TEMPO.CO, Jakarta - Kepala Badan Kebijakan Fiskal Kementerian Keuangan Febrio Kacaribu mengatakan pembayaran kompensasi untuk PT Pertamina (Persero) dan PT Perusahaan Listrik Negara (Persero) atau PLN tidak masuk ke dalam program Pemulihan Ekonomi Nasional alias PEN.

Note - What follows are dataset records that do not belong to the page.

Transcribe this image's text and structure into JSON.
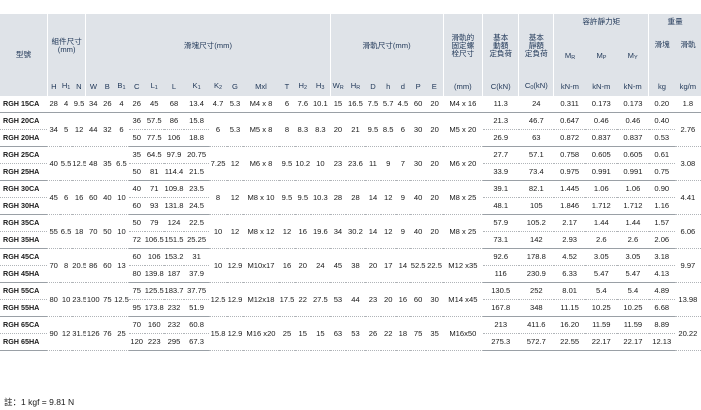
{
  "headers": {
    "model": "型號",
    "assembly": "組件尺寸\n(mm)",
    "block": "滑塊尺寸(mm)",
    "rail": "滑軌尺寸(mm)",
    "bolt": "滑軌的\n固定螺\n栓尺寸",
    "dyn": "基本\n動額\n定負荷",
    "stat": "基本\n靜額\n定負荷",
    "moment": "容許靜力矩",
    "weight": "重量",
    "w_block": "滑塊",
    "w_rail": "滑軌",
    "cols": [
      "H",
      "H1",
      "N",
      "W",
      "B",
      "B1",
      "C",
      "L1",
      "L",
      "K1",
      "K2",
      "G",
      "Mxl",
      "T",
      "H2",
      "H3",
      "WR",
      "HR",
      "D",
      "h",
      "d",
      "P",
      "E"
    ],
    "bolt_unit": "(mm)",
    "dyn_unit": "C(kN)",
    "stat_unit": "C0(kN)",
    "mr": "MR",
    "mp": "MP",
    "my": "MY",
    "mr_u": "kN-m",
    "mp_u": "kN-m",
    "my_u": "kN-m",
    "kg": "kg",
    "kgm": "kg/m"
  },
  "groups": [
    {
      "shared": {
        "H": "28",
        "H1": "4",
        "N": "9.5",
        "W": "34",
        "B": "26",
        "B1": "4",
        "K2": "4.7",
        "G": "5.3",
        "Mxl": "M4 x 8",
        "T": "6",
        "H2": "7.6",
        "H3": "10.1",
        "WR": "15",
        "HR": "16.5",
        "D": "7.5",
        "h": "5.7",
        "d": "4.5",
        "P": "60",
        "E": "20",
        "bolt": "M4 x 16",
        "wrail": "1.8"
      },
      "rows": [
        {
          "model": "RGH 15CA",
          "C": "26",
          "L1": "45",
          "L": "68",
          "K1": "13.4",
          "dyn": "11.3",
          "stat": "24",
          "mr": "0.311",
          "mp": "0.173",
          "my": "0.173",
          "wblock": "0.20"
        }
      ]
    },
    {
      "shared": {
        "H": "34",
        "H1": "5",
        "N": "12",
        "W": "44",
        "B": "32",
        "B1": "6",
        "K2": "6",
        "G": "5.3",
        "Mxl": "M5 x 8",
        "T": "8",
        "H2": "8.3",
        "H3": "8.3",
        "WR": "20",
        "HR": "21",
        "D": "9.5",
        "h": "8.5",
        "d": "6",
        "P": "30",
        "E": "20",
        "bolt": "M5 x 20",
        "wrail": "2.76"
      },
      "rows": [
        {
          "model": "RGH 20CA",
          "C": "36",
          "L1": "57.5",
          "L": "86",
          "K1": "15.8",
          "dyn": "21.3",
          "stat": "46.7",
          "mr": "0.647",
          "mp": "0.46",
          "my": "0.46",
          "wblock": "0.40"
        },
        {
          "model": "RGH 20HA",
          "C": "50",
          "L1": "77.5",
          "L": "106",
          "K1": "18.8",
          "dyn": "26.9",
          "stat": "63",
          "mr": "0.872",
          "mp": "0.837",
          "my": "0.837",
          "wblock": "0.53"
        }
      ]
    },
    {
      "shared": {
        "H": "40",
        "H1": "5.5",
        "N": "12.5",
        "W": "48",
        "B": "35",
        "B1": "6.5",
        "K2": "7.25",
        "G": "12",
        "Mxl": "M6 x 8",
        "T": "9.5",
        "H2": "10.2",
        "H3": "10",
        "WR": "23",
        "HR": "23.6",
        "D": "11",
        "h": "9",
        "d": "7",
        "P": "30",
        "E": "20",
        "bolt": "M6 x 20",
        "wrail": "3.08"
      },
      "rows": [
        {
          "model": "RGH 25CA",
          "C": "35",
          "L1": "64.5",
          "L": "97.9",
          "K1": "20.75",
          "dyn": "27.7",
          "stat": "57.1",
          "mr": "0.758",
          "mp": "0.605",
          "my": "0.605",
          "wblock": "0.61"
        },
        {
          "model": "RGH 25HA",
          "C": "50",
          "L1": "81",
          "L": "114.4",
          "K1": "21.5",
          "dyn": "33.9",
          "stat": "73.4",
          "mr": "0.975",
          "mp": "0.991",
          "my": "0.991",
          "wblock": "0.75"
        }
      ]
    },
    {
      "shared": {
        "H": "45",
        "H1": "6",
        "N": "16",
        "W": "60",
        "B": "40",
        "B1": "10",
        "K2": "8",
        "G": "12",
        "Mxl": "M8 x 10",
        "T": "9.5",
        "H2": "9.5",
        "H3": "10.3",
        "WR": "28",
        "HR": "28",
        "D": "14",
        "h": "12",
        "d": "9",
        "P": "40",
        "E": "20",
        "bolt": "M8 x 25",
        "wrail": "4.41"
      },
      "rows": [
        {
          "model": "RGH 30CA",
          "C": "40",
          "L1": "71",
          "L": "109.8",
          "K1": "23.5",
          "dyn": "39.1",
          "stat": "82.1",
          "mr": "1.445",
          "mp": "1.06",
          "my": "1.06",
          "wblock": "0.90"
        },
        {
          "model": "RGH 30HA",
          "C": "60",
          "L1": "93",
          "L": "131.8",
          "K1": "24.5",
          "dyn": "48.1",
          "stat": "105",
          "mr": "1.846",
          "mp": "1.712",
          "my": "1.712",
          "wblock": "1.16"
        }
      ]
    },
    {
      "shared": {
        "H": "55",
        "H1": "6.5",
        "N": "18",
        "W": "70",
        "B": "50",
        "B1": "10",
        "K2": "10",
        "G": "12",
        "Mxl": "M8 x 12",
        "T": "12",
        "H2": "16",
        "H3": "19.6",
        "WR": "34",
        "HR": "30.2",
        "D": "14",
        "h": "12",
        "d": "9",
        "P": "40",
        "E": "20",
        "bolt": "M8 x 25",
        "wrail": "6.06"
      },
      "rows": [
        {
          "model": "RGH 35CA",
          "C": "50",
          "L1": "79",
          "L": "124",
          "K1": "22.5",
          "dyn": "57.9",
          "stat": "105.2",
          "mr": "2.17",
          "mp": "1.44",
          "my": "1.44",
          "wblock": "1.57"
        },
        {
          "model": "RGH 35HA",
          "C": "72",
          "L1": "106.5",
          "L": "151.5",
          "K1": "25.25",
          "dyn": "73.1",
          "stat": "142",
          "mr": "2.93",
          "mp": "2.6",
          "my": "2.6",
          "wblock": "2.06"
        }
      ]
    },
    {
      "shared": {
        "H": "70",
        "H1": "8",
        "N": "20.5",
        "W": "86",
        "B": "60",
        "B1": "13",
        "K2": "10",
        "G": "12.9",
        "Mxl": "M10x17",
        "T": "16",
        "H2": "20",
        "H3": "24",
        "WR": "45",
        "HR": "38",
        "D": "20",
        "h": "17",
        "d": "14",
        "P": "52.5",
        "E": "22.5",
        "bolt": "M12 x35",
        "wrail": "9.97"
      },
      "rows": [
        {
          "model": "RGH 45CA",
          "C": "60",
          "L1": "106",
          "L": "153.2",
          "K1": "31",
          "dyn": "92.6",
          "stat": "178.8",
          "mr": "4.52",
          "mp": "3.05",
          "my": "3.05",
          "wblock": "3.18"
        },
        {
          "model": "RGH 45HA",
          "C": "80",
          "L1": "139.8",
          "L": "187",
          "K1": "37.9",
          "dyn": "116",
          "stat": "230.9",
          "mr": "6.33",
          "mp": "5.47",
          "my": "5.47",
          "wblock": "4.13"
        }
      ]
    },
    {
      "shared": {
        "H": "80",
        "H1": "10",
        "N": "23.5",
        "W": "100",
        "B": "75",
        "B1": "12.5",
        "K2": "12.5",
        "G": "12.9",
        "Mxl": "M12x18",
        "T": "17.5",
        "H2": "22",
        "H3": "27.5",
        "WR": "53",
        "HR": "44",
        "D": "23",
        "h": "20",
        "d": "16",
        "P": "60",
        "E": "30",
        "bolt": "M14 x45",
        "wrail": "13.98"
      },
      "rows": [
        {
          "model": "RGH 55CA",
          "C": "75",
          "L1": "125.5",
          "L": "183.7",
          "K1": "37.75",
          "dyn": "130.5",
          "stat": "252",
          "mr": "8.01",
          "mp": "5.4",
          "my": "5.4",
          "wblock": "4.89"
        },
        {
          "model": "RGH 55HA",
          "C": "95",
          "L1": "173.8",
          "L": "232",
          "K1": "51.9",
          "dyn": "167.8",
          "stat": "348",
          "mr": "11.15",
          "mp": "10.25",
          "my": "10.25",
          "wblock": "6.68"
        }
      ]
    },
    {
      "shared": {
        "H": "90",
        "H1": "12",
        "N": "31.5",
        "W": "126",
        "B": "76",
        "B1": "25",
        "K2": "15.8",
        "G": "12.9",
        "Mxl": "M16 x20",
        "T": "25",
        "H2": "15",
        "H3": "15",
        "WR": "63",
        "HR": "53",
        "D": "26",
        "h": "22",
        "d": "18",
        "P": "75",
        "E": "35",
        "bolt": "M16x50",
        "wrail": "20.22"
      },
      "rows": [
        {
          "model": "RGH 65CA",
          "C": "70",
          "L1": "160",
          "L": "232",
          "K1": "60.8",
          "dyn": "213",
          "stat": "411.6",
          "mr": "16.20",
          "mp": "11.59",
          "my": "11.59",
          "wblock": "8.89"
        },
        {
          "model": "RGH 65HA",
          "C": "120",
          "L1": "223",
          "L": "295",
          "K1": "67.3",
          "dyn": "275.3",
          "stat": "572.7",
          "mr": "22.55",
          "mp": "22.17",
          "my": "22.17",
          "wblock": "12.13"
        }
      ]
    }
  ],
  "footnote": "註：1 kgf = 9.81 N"
}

"PEN itu yang Covid related, kompensasi untuk PLN dan Pertamina tidak masuk PEN," ujar dia dalam konferensi video, Kamis, 4 Juni 2020. Ia mengatakan pembayaran kompensasi itu adalah pemenuhan hasil audit Badan Pemeriksa Keuangan yang mengharuskan pemerintah membayarkan utang kompensasi.
Kompensasi itu dibayarkan apabila subsidi untuk Badan Usaha Milik Negara lebih kecil daripada realitanya. Artinya, pada realisasinya kocek yang dikeluarkan perseroan lebih tinggi dari yang dianggarkan pada APBN.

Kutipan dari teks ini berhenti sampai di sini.